Jeff Davis <pgsql@j-davis.com> writes:
> The documentation says:
> "The specified null string is sent by COPY TO without adding any
> backslashes; conversely, COPY FROM matches the input against the null
> string before removing backslashes."
> -- http://www.postgresql.org/docs/devel/static/sql-copy.html
> Those seem inconsistent with the following behavior:
> postgres=# copy foo to '/tmp/a.copy' null '\0';
> COPY 2
> postgres=# copy foo from '/tmp/a.copy' null '\0';
> ERROR: invalid byte sequence for encoding "UTF8": 0x00
> CONTEXT: COPY foo, line 2: "\0"
> $ cat /tmp/a.copy
> 1
> \0
> COPY TO seems to follow the documentation, inserting the null string
> without modification into the output file. COPY FROM seems to de-escape
> the input before trying to match it against the null string, leading to
> the invalid byte sequence.
This seems to have worked as per the documentation before 8.4. I guess
it got broken in one of the efficiency-driven rewrites of the COPY
logic. Specifically, the issue seems to be that CopyReadAttributesText
tries to combine de-escaping with locating the end-of-field, so it does
all the de-escaping --- and the ensuing encoding validity check ---
before checking to see if the input matches the defined null string.

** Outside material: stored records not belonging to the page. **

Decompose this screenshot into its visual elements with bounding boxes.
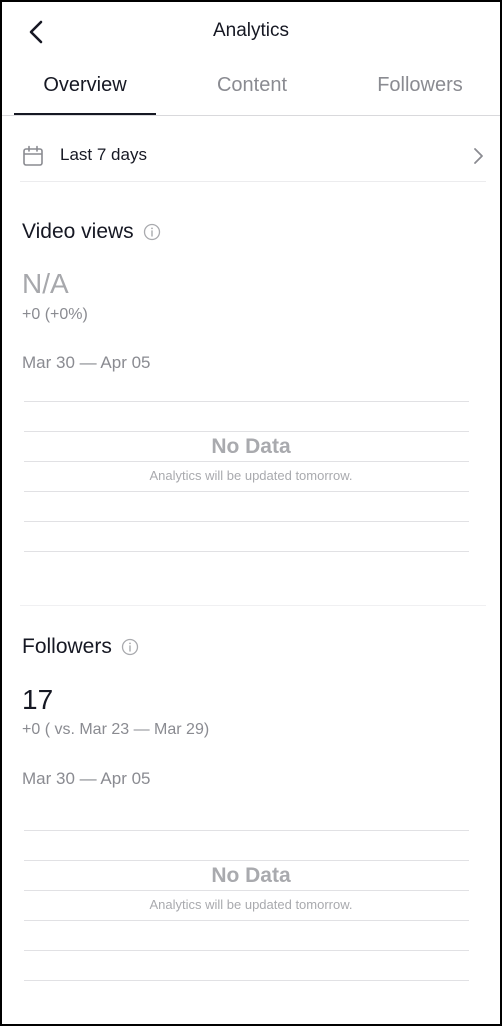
tab-followers[interactable]: Followers [350, 74, 490, 116]
date-range-label: Last 7 days [60, 145, 147, 164]
chart-gridline [24, 551, 469, 552]
video-views-heading: Video views [22, 220, 161, 244]
video-views-delta: +0 (+0%) [22, 306, 88, 323]
video-views-range: Mar 30 — Apr 05 [22, 353, 151, 372]
chart-gridline [24, 401, 469, 402]
video-views-no-data: No Data [211, 435, 291, 458]
video-views-no-data-subtitle: Analytics will be updated tomorrow. [149, 468, 353, 483]
header: Analytics [2, 2, 500, 62]
chart-gridline [24, 830, 469, 831]
section-divider [20, 605, 486, 606]
page-title: Analytics [212, 20, 290, 41]
info-icon[interactable] [121, 638, 139, 656]
info-icon[interactable] [143, 223, 161, 241]
followers-no-data-subtitle: Analytics will be updated tomorrow. [149, 897, 353, 912]
tab-bar: Overview Content Followers [2, 66, 500, 116]
chart-gridline [24, 521, 469, 522]
followers-value: 17 [22, 684, 54, 715]
chart-gridline [24, 461, 469, 462]
followers-heading: Followers [22, 635, 139, 659]
active-tab-indicator [14, 113, 156, 115]
calendar-icon [23, 145, 43, 166]
chart-gridline [24, 491, 469, 492]
chart-gridline [24, 920, 469, 921]
followers-delta: +0 ( vs. Mar 23 — Mar 29) [22, 721, 210, 738]
followers-no-data: No Data [211, 864, 291, 887]
followers-title: Followers [22, 635, 112, 658]
chart-gridline [24, 431, 469, 432]
chart-gridline [24, 890, 469, 891]
chart-gridline [24, 980, 469, 981]
analytics-screen: Analytics Overview Content Followers Las… [0, 0, 502, 1026]
tab-overview[interactable]: Overview [14, 74, 156, 116]
video-views-value: N/A [22, 268, 69, 299]
chart-gridline [24, 950, 469, 951]
video-views-title: Video views [22, 220, 134, 243]
chevron-right-icon [474, 148, 483, 164]
chart-gridline [24, 860, 469, 861]
date-range-selector[interactable]: Last 7 days [20, 132, 486, 182]
tab-content[interactable]: Content [182, 74, 322, 116]
followers-range: Mar 30 — Apr 05 [22, 769, 151, 788]
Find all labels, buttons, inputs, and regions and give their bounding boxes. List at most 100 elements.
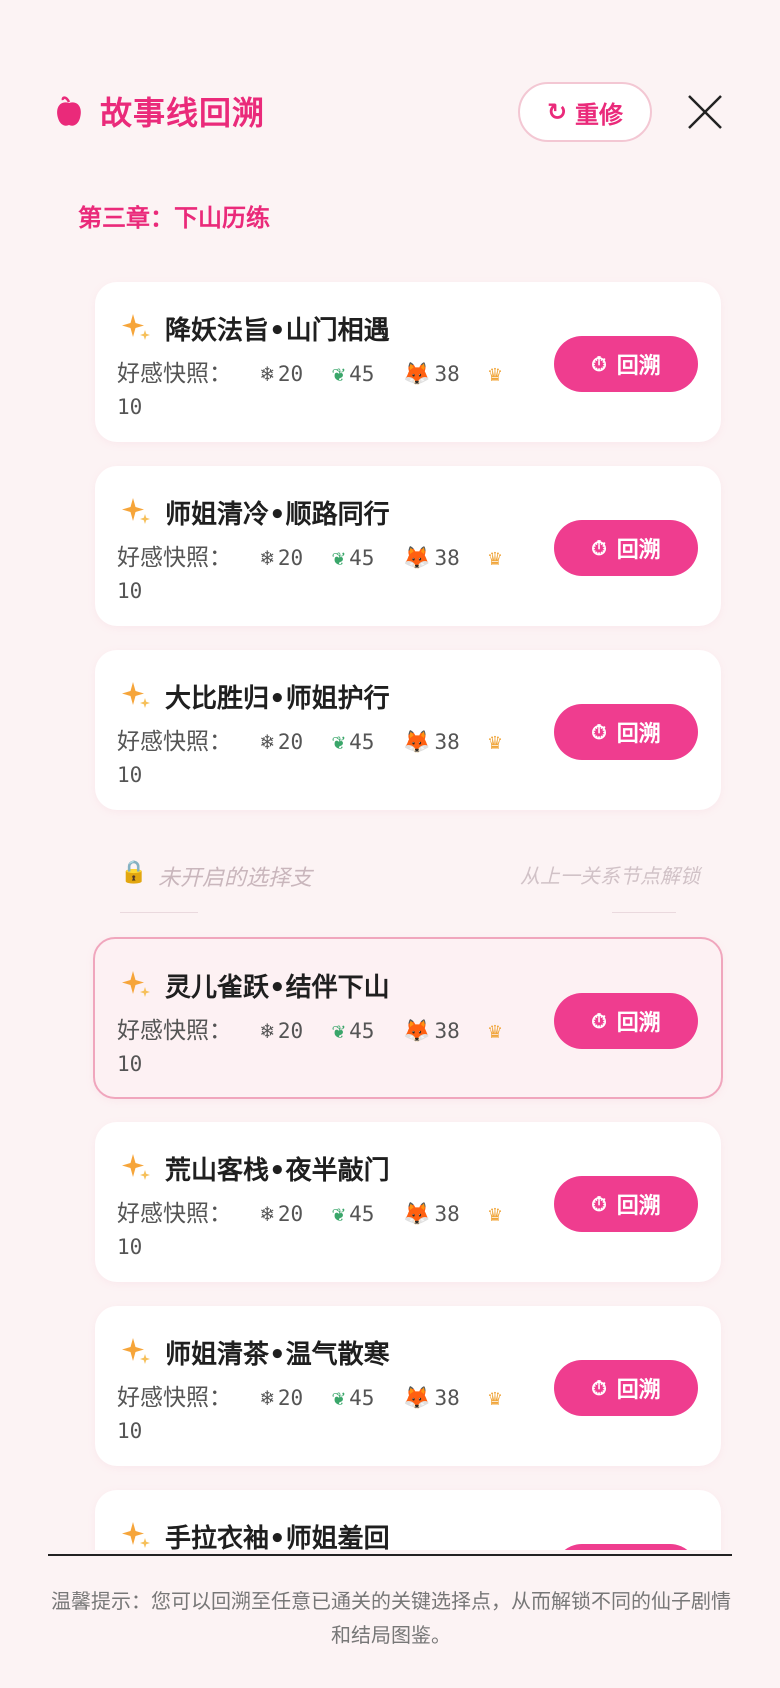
sparkle-icon: [122, 314, 150, 340]
affection-snapshot: 好感快照： ❄ 20 ❦ 45 🦊 38 ♛ 10: [117, 542, 517, 607]
snowflake-icon: ❄: [260, 546, 274, 571]
sparkle-icon: [122, 682, 150, 708]
story-node-card: 师姐清茶•温气散寒 好感快照： ❄ 20 ❦ 45 🦊 38 ♛ 10 ⏱ 回溯: [95, 1306, 721, 1466]
stat-value: 20: [277, 1202, 304, 1226]
timer-icon: ⏱: [591, 1009, 607, 1033]
story-node-list[interactable]: 降妖法旨•山门相遇 好感快照： ❄ 20 ❦ 45 🦊 38 ♛ 10 ⏱ 回溯 师姐…: [0, 0, 780, 1550]
sparkle-icon: [122, 1338, 150, 1364]
timer-icon: ⏱: [591, 1376, 607, 1400]
rewind-button[interactable]: ⏱ 回溯: [554, 993, 698, 1049]
stat-value: 45: [349, 1019, 375, 1043]
story-node-title: 荒山客栈•夜半敲门: [165, 1156, 390, 1186]
footer-tip: 温馨提示：您可以回溯至任意已通关的关键选择点，从而解锁不同的仙子剧情和结局图鉴。: [51, 1589, 731, 1647]
stat-value: 20: [277, 362, 304, 386]
timer-icon: ⏱: [591, 352, 607, 376]
affection-label: 好感快照：: [117, 545, 232, 571]
stat-value: 20: [277, 730, 304, 754]
timer-icon: ⏱: [591, 536, 607, 560]
sparkle-icon: [122, 1522, 150, 1548]
fox-icon: 🦊: [403, 362, 431, 387]
stat-value: 38: [434, 362, 460, 386]
affection-label: 好感快照：: [117, 1201, 232, 1227]
locked-branch-label: 未开启的选择支: [158, 866, 313, 891]
crown-icon: ♛: [488, 546, 502, 571]
crown-icon: ♛: [488, 362, 502, 387]
locked-branch: 🔒 未开启的选择支 从上一关系节点解锁: [120, 856, 720, 896]
leaf-icon: ❦: [331, 1386, 346, 1411]
stat-value: 20: [277, 1386, 304, 1410]
story-node-title: 师姐清茶•温气散寒: [165, 1340, 390, 1370]
leaf-icon: ❦: [331, 1202, 346, 1227]
stat-value: 38: [434, 1202, 460, 1226]
story-node-card: 大比胜归•师姐护行 好感快照： ❄ 20 ❦ 45 🦊 38 ♛ 10 ⏱ 回溯: [95, 650, 721, 810]
snowflake-icon: ❄: [260, 1386, 274, 1411]
rewind-button[interactable]: ⏱ 回溯: [554, 704, 698, 760]
fox-icon: 🦊: [403, 730, 431, 755]
stat-value: 45: [349, 362, 375, 386]
rewind-button[interactable]: ⏱ 回溯: [554, 1544, 698, 1550]
crown-icon: ♛: [488, 1386, 502, 1411]
stat-value: 45: [349, 1202, 375, 1226]
sparkle-icon: [122, 1154, 150, 1180]
stat-value: 38: [434, 730, 460, 754]
divider: [48, 1554, 732, 1556]
snowflake-icon: ❄: [260, 362, 274, 387]
rewind-button[interactable]: ⏱ 回溯: [554, 520, 698, 576]
stat-value: 45: [349, 730, 375, 754]
story-node-title: 手拉衣袖•师姐羞回: [165, 1524, 390, 1550]
rewind-button-label: 回溯: [616, 354, 661, 379]
rewind-button-label: 回溯: [616, 1378, 661, 1403]
stat-value: 10: [117, 395, 143, 419]
fox-icon: 🦊: [403, 546, 431, 571]
affection-snapshot: 好感快照： ❄ 20 ❦ 45 🦊 38 ♛ 10: [117, 1198, 517, 1263]
footer: 温馨提示：您可以回溯至任意已通关的关键选择点，从而解锁不同的仙子剧情和结局图鉴。: [0, 1554, 780, 1688]
stat-value: 38: [434, 546, 460, 570]
story-node-title: 降妖法旨•山门相遇: [165, 316, 390, 346]
rewind-button-label: 回溯: [616, 1194, 661, 1219]
rewind-button[interactable]: ⏱ 回溯: [554, 336, 698, 392]
leaf-icon: ❦: [331, 1019, 346, 1044]
rewind-button-label: 回溯: [616, 722, 661, 747]
story-node-card: 降妖法旨•山门相遇 好感快照： ❄ 20 ❦ 45 🦊 38 ♛ 10 ⏱ 回溯: [95, 282, 721, 442]
lock-icon: 🔒: [120, 860, 148, 885]
fox-icon: 🦊: [403, 1386, 431, 1411]
crown-icon: ♛: [488, 1202, 502, 1227]
stat-value: 10: [117, 579, 143, 603]
snowflake-icon: ❄: [260, 1202, 274, 1227]
fox-icon: 🦊: [403, 1019, 431, 1044]
timer-icon: ⏱: [591, 720, 607, 744]
story-node-title: 大比胜归•师姐护行: [165, 684, 390, 714]
stat-value: 38: [434, 1019, 460, 1043]
locked-branch-hint: 从上一关系节点解锁: [520, 864, 700, 888]
divider: [120, 912, 198, 913]
affection-label: 好感快照：: [117, 729, 232, 755]
affection-label: 好感快照：: [117, 361, 232, 387]
affection-snapshot: 好感快照： ❄ 20 ❦ 45 🦊 38 ♛ 10: [117, 1382, 517, 1447]
snowflake-icon: ❄: [260, 730, 274, 755]
story-node-title: 灵儿雀跃•结伴下山: [165, 973, 390, 1003]
leaf-icon: ❦: [331, 730, 346, 755]
rewind-button[interactable]: ⏱ 回溯: [554, 1360, 698, 1416]
fox-icon: 🦊: [403, 1202, 431, 1227]
story-node-title: 师姐清冷•顺路同行: [165, 500, 390, 530]
snowflake-icon: ❄: [260, 1019, 274, 1044]
crown-icon: ♛: [488, 1019, 502, 1044]
stat-value: 10: [117, 1052, 143, 1076]
story-node-card: 手拉衣袖•师姐羞回 ⏱ 回溯: [95, 1490, 721, 1550]
crown-icon: ♛: [488, 730, 502, 755]
stat-value: 10: [117, 763, 143, 787]
stat-value: 10: [117, 1235, 143, 1259]
affection-snapshot: 好感快照： ❄ 20 ❦ 45 🦊 38 ♛ 10: [117, 726, 517, 791]
story-node-card: 师姐清冷•顺路同行 好感快照： ❄ 20 ❦ 45 🦊 38 ♛ 10 ⏱ 回溯: [95, 466, 721, 626]
rewind-button-label: 回溯: [616, 1011, 661, 1036]
sparkle-icon: [122, 498, 150, 524]
stat-value: 45: [349, 546, 375, 570]
divider: [612, 912, 676, 913]
stat-value: 20: [277, 546, 304, 570]
stat-value: 38: [434, 1386, 460, 1410]
affection-label: 好感快照：: [117, 1018, 232, 1044]
rewind-button-label: 回溯: [616, 538, 661, 563]
affection-snapshot: 好感快照： ❄ 20 ❦ 45 🦊 38 ♛ 10: [117, 358, 517, 423]
rewind-button[interactable]: ⏱ 回溯: [554, 1176, 698, 1232]
timer-icon: ⏱: [591, 1192, 607, 1216]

I'm pretty sure that the original code first broke the line into fields,
then checked the null marker, then did de-escaping.
Fortunately, it seems pretty easy to fix: we just have to reverse the
order of the null-marker check and the pg_verifymbstr call. However,
this is dependent on the parsing loop never having a reason to throw
error, which at the very least is something that needs a comment.
regards, tom lane